Private- and public-sector health care organizations are struggling to identify and implement best practices to reduce avoidable illness, functional burden (e.g. time lost from work and school), and expenditures. Efforts to date are limited by two key factors. The first is a lack of clear metrics for success (i.e. how can systems know which strategies are most effective?). The second is a lack of knowledge about effective and cost-effective treatments (i.e., which patients should be targeted for intensive quality improvement interventions and which patients require minimal reminders). Without a scientific basis on which to address these two issues, organizations and clinicians can't determine which disease management strategies for asthma will work for their population.

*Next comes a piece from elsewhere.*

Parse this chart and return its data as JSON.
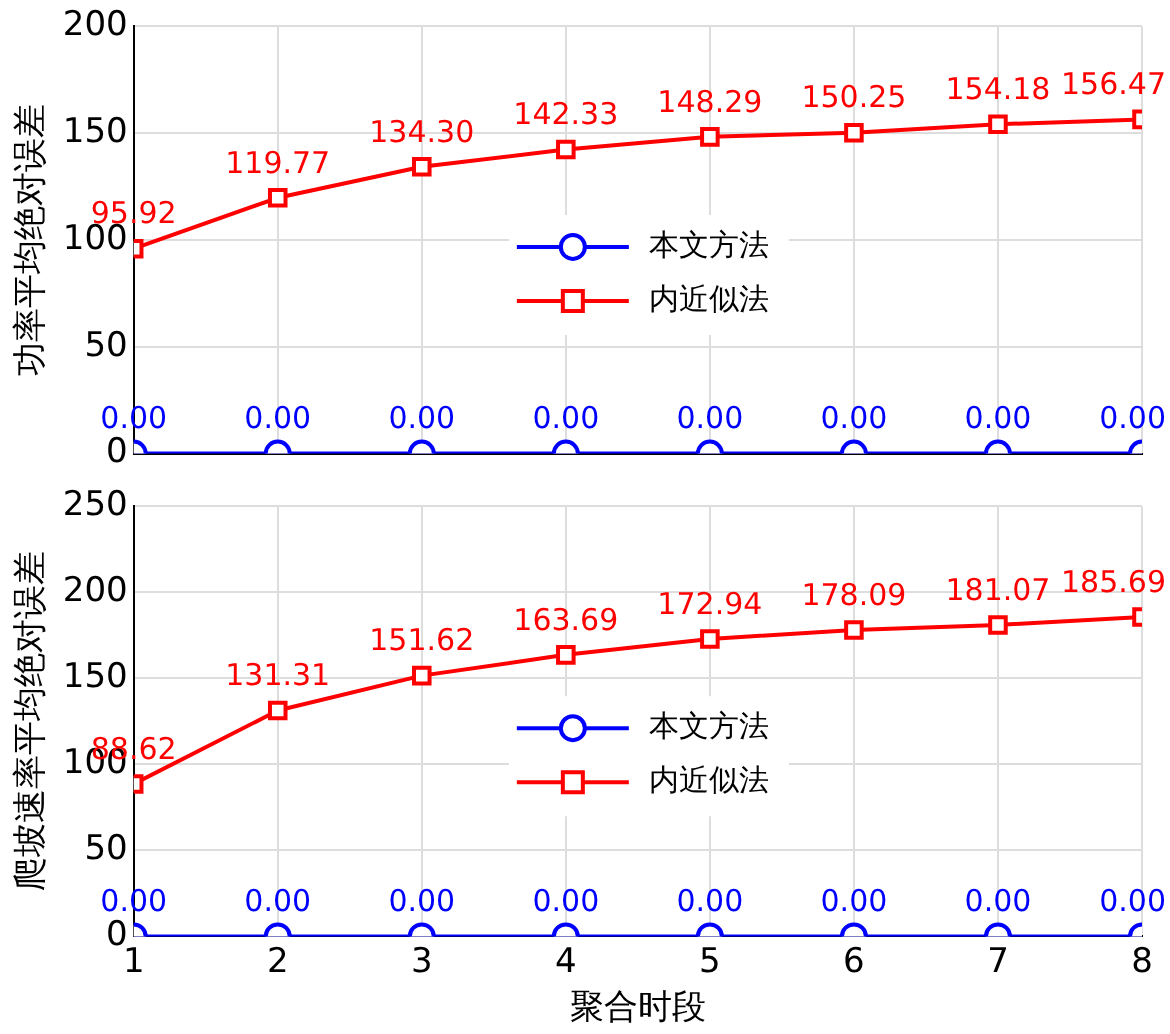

Although new research is needed, AHCPR's previous research already provides a scientific base from which to address both of these issues. For instance, the asthma PORT, being conducted in health plans in three cities, has determined that commonly used measures to assess the effectiveness of asthma treatment and interventions often are not sufficiently sensitive to guide organizational strategies. Based on the knowledge gained from current and previous investments, AHCPR will identify partners who can translate available research results into practice on the broadest possible scale.
In the Secretarial Initiative on Chronic Disease and Prevention, $1.50 million is targeted to activities which promote the translation of research on asthma treatment into improved practice, including the development of a user liaison program on asthma disease management.